Kala berbincang dengannya, Didik memiliki harapan bahwa suatu waktu segala arsip yang dimilikinya itu dapat menjadi museum tersendiri. Ia pun memiliki sejumlah rekaman dari tari yang dilakukannya. Menurutnya hal itu penting, karena beberapa tari dapat punah, di antaranya karena tidak ada keberlanjutan generasi penari yang menarikan tarian tersebut.
Gerakan tari yang direkam memang memungkinkan untuk menjadi arsip berharga, serta dapat dipelajari kini dan nanti.
Dengan kian majunya penggunaan teknologi serta akomodatifnya media sosial terhadap tayangan visual, maka dapat menjadi cara untuk mencegah kepunahan dalam bentuk apapun.
Ibaratnya arsip, maka pilihannya kian beragam dengan tayangan visual. Suatu waktu saya melihat serial Si Doel Anak Sekolahan, footage-nya memperlihatkan Jakarta yang masih begitu hijau, banyak pohon.
Sebagai informasi serial tersebut terkenal dan memiliki latar waktu di tahun 1990-an. Footage tersebut dapat menjadi pembanding jika katakanlah diambil video di masa sekarang di tempat yang sama. Rasa-rasanya sudah tidak sehijau dan serimbun footage yang diambil di masa 1990-an.
Dalam mempelajari sejarah pun, sejumlah tayangan visual, seperti film dapat menjadi referensi. Misalnya kondisi Jakarta di masa Hindia Belanda.

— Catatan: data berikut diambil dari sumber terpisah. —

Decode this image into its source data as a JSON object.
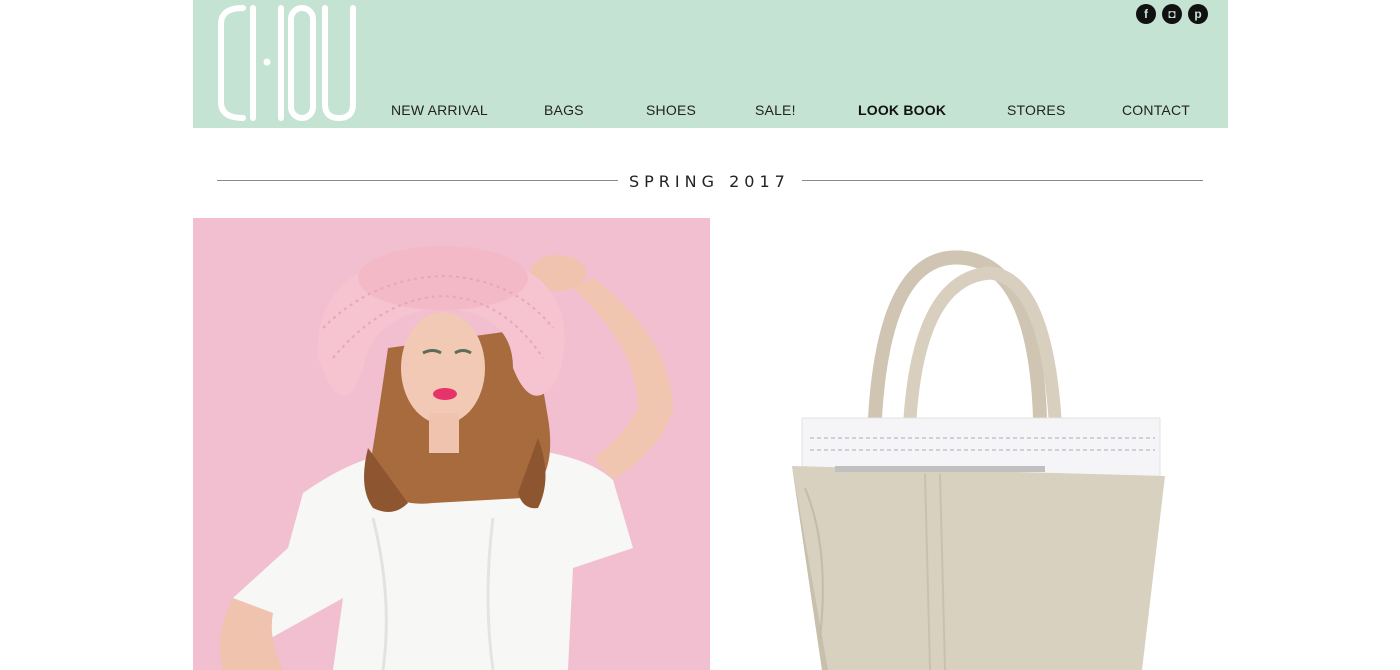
{
  "brand": {
    "logo_text": "CHOU"
  },
  "social": [
    {
      "name": "facebook-icon",
      "glyph": "f"
    },
    {
      "name": "instagram-icon",
      "glyph": "◘"
    },
    {
      "name": "pinterest-icon",
      "glyph": "p"
    }
  ],
  "nav": {
    "new_arrival": "NEW ARRIVAL",
    "bags": "BAGS",
    "shoes": "SHOES",
    "sale": "SALE!",
    "look_book": "LOOK BOOK",
    "stores": "STORES",
    "contact": "CONTACT"
  },
  "section": {
    "title": "SPRING 2017"
  },
  "colors": {
    "header_bg": "#c5e3d2",
    "left_photo_bg": "#f1bfd0",
    "text": "#222222"
  }
}
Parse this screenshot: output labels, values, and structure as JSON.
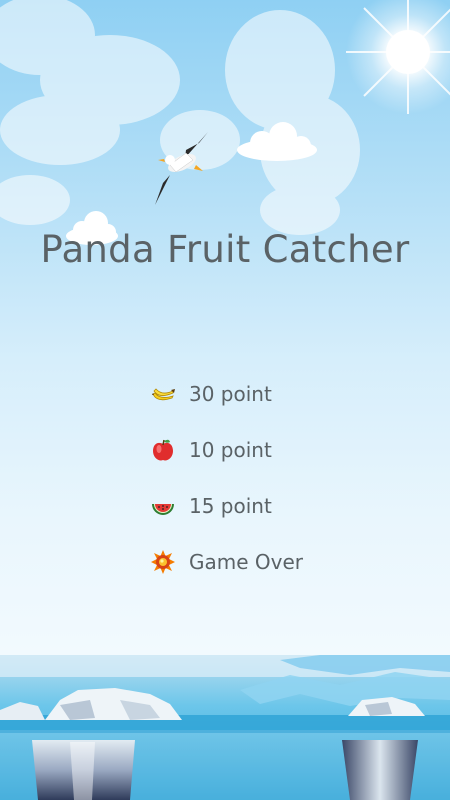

Lalu dapat dilakukan cek silang, katakanlah dengan berbagai pustaka yang ada. Contohnya penggunaan sejumlah kali di Jakarta untuk berbagai kebutuhan pada masa lampau, bangunan-bangunan tertentu yang ikonik.
Bersama tayangan visual, masa lalu, masa kini, masa mendatang, bak kapsul waktu. Dimana dapat dilakukan ulang-alik untuk mereguk inspirasi, menggunakannya dalam konteks kekinian, serta menggagas narasi untuk masa mendatang.
Jika meminjam diksi penyair Sapardi Djoko Damono, maka yang fana adalah waktu, kita abadi. Bersama tayangan visual, merupakan cara untuk mengabadikan aktivitas dan karya kemanusiaan.